Dynamic linking

优质
小牛编辑
139浏览
2023-12-01

WebAssembly enables load-time and run-time (dlopen) dynamic linking in the MVP by having multiple instantiated modules share functions, linear memories, tables and constants using module imports and exports. In particular, since all (non-local) state that a module can access can be imported and exported and thus shared between separate modules’ instances, toolchains have the building blocks to implement dynamic loaders.

Since the manner in which modules are loaded and instantiated is defined by the host environment (e.g., the JavaScript API), dynamic linking requires use of host-specific functionality to link two modules. At a minimum, the host environment must provide a way to dynamically instantiate modules while connecting exports to imports.

The simplest load-time dynamic linking scheme between modules A and B can be achieved by having module A export functions, tables and memories that are imported by B. A C++ toolchain can expose this functionality by using the same function attributes currently used to export/import symbols from native DSOs/DLLs:

#ifdef _WIN32
#  define EXPORT __declspec(dllexport)
#  define IMPORT __declspec(dllimport)
#else
#  define EXPORT __attribute__ ((visibility ("default")))
#  define IMPORT __attribute__ ((visibility ("default")))
#endif

typedef void (**PF)();

IMPORT PF imp();
EXPORT void exp() { (*imp())(); }

This code would, at a minimum, generate a WebAssembly module with imports for:

  • the function imp
  • the heap used to perfom the load, when dereferencing the return value of imp
  • the table used to perform the pointer-to-function call

and exports for:

  • the function exp

A more realistic module using libc would have more imports including:

  • an immutable i32 global import for the offset in linear memory to place global data segments and later use as a constant base address when loading and storing from globals
  • an immutable i32 global import for the offset into the indirect function table at which to place the modules’ indirectly called functions and later compute their indices for address-of

One extra detail is what to use as the module name for imports (since WebAssembly has a two-level namespace). One option is to have a single default module name for all C/C++ imports/exports (which then allows the toolchain to put implementation-internal names in a separate namespace, avoiding the need for __-prefix conventions).

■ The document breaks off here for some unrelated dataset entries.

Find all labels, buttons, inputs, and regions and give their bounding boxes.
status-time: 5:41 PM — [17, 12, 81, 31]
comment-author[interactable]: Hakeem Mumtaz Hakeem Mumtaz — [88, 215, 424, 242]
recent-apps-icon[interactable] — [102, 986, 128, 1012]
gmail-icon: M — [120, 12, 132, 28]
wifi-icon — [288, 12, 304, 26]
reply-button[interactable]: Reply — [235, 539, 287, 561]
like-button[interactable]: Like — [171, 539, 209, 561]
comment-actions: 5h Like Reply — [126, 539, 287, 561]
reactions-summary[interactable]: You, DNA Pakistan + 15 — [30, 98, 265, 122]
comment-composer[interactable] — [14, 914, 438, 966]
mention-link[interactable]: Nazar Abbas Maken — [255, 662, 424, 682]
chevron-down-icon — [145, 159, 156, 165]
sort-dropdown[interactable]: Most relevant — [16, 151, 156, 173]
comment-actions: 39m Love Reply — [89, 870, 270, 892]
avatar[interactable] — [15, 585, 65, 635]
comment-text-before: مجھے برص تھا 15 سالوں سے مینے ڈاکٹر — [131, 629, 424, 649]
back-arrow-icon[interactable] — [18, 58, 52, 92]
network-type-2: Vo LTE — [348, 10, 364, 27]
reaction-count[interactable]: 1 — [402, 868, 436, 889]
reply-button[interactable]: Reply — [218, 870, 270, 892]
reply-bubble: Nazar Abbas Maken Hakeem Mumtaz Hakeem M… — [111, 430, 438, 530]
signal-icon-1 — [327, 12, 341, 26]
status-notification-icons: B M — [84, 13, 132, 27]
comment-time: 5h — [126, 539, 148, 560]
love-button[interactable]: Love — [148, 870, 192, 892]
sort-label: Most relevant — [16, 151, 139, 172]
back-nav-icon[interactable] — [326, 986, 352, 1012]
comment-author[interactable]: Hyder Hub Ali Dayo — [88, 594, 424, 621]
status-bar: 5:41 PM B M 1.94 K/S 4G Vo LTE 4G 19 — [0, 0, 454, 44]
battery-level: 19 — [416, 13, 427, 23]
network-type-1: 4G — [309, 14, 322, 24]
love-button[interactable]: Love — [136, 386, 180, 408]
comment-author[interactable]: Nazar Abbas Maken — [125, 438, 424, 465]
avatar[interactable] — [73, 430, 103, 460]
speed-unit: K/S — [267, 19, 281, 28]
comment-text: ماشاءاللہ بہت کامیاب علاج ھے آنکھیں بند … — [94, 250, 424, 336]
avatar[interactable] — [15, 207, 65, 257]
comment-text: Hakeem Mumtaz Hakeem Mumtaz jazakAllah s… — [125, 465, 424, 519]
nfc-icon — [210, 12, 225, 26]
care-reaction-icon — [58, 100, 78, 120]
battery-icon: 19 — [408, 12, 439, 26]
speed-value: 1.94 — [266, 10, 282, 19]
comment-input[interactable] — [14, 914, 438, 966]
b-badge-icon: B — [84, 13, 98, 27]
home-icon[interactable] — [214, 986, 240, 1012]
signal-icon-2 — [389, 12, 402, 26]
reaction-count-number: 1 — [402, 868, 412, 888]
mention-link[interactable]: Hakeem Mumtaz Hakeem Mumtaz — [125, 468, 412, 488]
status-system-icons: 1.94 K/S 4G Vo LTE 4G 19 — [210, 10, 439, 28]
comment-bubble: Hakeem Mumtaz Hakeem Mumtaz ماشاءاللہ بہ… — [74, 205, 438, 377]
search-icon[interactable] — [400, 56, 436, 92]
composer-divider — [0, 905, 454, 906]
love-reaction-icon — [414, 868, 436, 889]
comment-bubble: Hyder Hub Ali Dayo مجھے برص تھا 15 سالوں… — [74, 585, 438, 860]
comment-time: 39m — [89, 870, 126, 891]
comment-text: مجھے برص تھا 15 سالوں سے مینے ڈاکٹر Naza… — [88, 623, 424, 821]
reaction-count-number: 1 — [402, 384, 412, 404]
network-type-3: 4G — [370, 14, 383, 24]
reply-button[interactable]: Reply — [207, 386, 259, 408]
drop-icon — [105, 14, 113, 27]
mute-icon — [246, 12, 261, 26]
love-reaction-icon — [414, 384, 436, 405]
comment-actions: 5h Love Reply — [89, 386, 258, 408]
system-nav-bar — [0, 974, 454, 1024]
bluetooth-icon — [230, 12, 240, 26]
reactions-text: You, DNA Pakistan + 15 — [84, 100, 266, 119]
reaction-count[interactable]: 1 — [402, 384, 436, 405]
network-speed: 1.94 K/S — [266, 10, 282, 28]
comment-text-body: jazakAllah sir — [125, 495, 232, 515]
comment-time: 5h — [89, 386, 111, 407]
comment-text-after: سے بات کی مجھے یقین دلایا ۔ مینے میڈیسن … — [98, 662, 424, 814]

To implement run-time dynamic linking (e.g., dlopen and dlsym):

  • dlopen would compile and instantiate a new module, storing the compiled instance in a host-environment table, returning the index to the caller.
  • dlsym would be given this index, pull the instance out of the table, search the instances’s exports, append the found function to the function table (using host-defined functionality in the MVP, but directly from WebAssembly code in the future) and return the table index of the appended element to the caller.

Note that the representation of a C function-pointer in WebAssembly is an index into a function table, so the above scheme lines up perfectly with the function-pointer return value of dlsym.

More complicated dynamic linking functionality (e.g., interposition, weak symbols, etc) can be simulated efficiently by assigning a function table index to each weak/mutable symbol, calling the symbol via call_indirect on that index, and mutating the underlying element as needed.

After the MVP, we would like to standardize a single ABI per source language, allowing for WebAssembly libraries to interface with each other regardless of compiler. Specifying an ABI requires that all ABI-related future features (like SIMD, multiple return values and exception handling) have been implemented. While it is highly recommended for compilers targeting WebAssembly to adhere to the specified ABI for interoperability, WebAssembly runtimes will be ABI agnostic, so it will be possible to use a non-standard ABI for specialized purposes.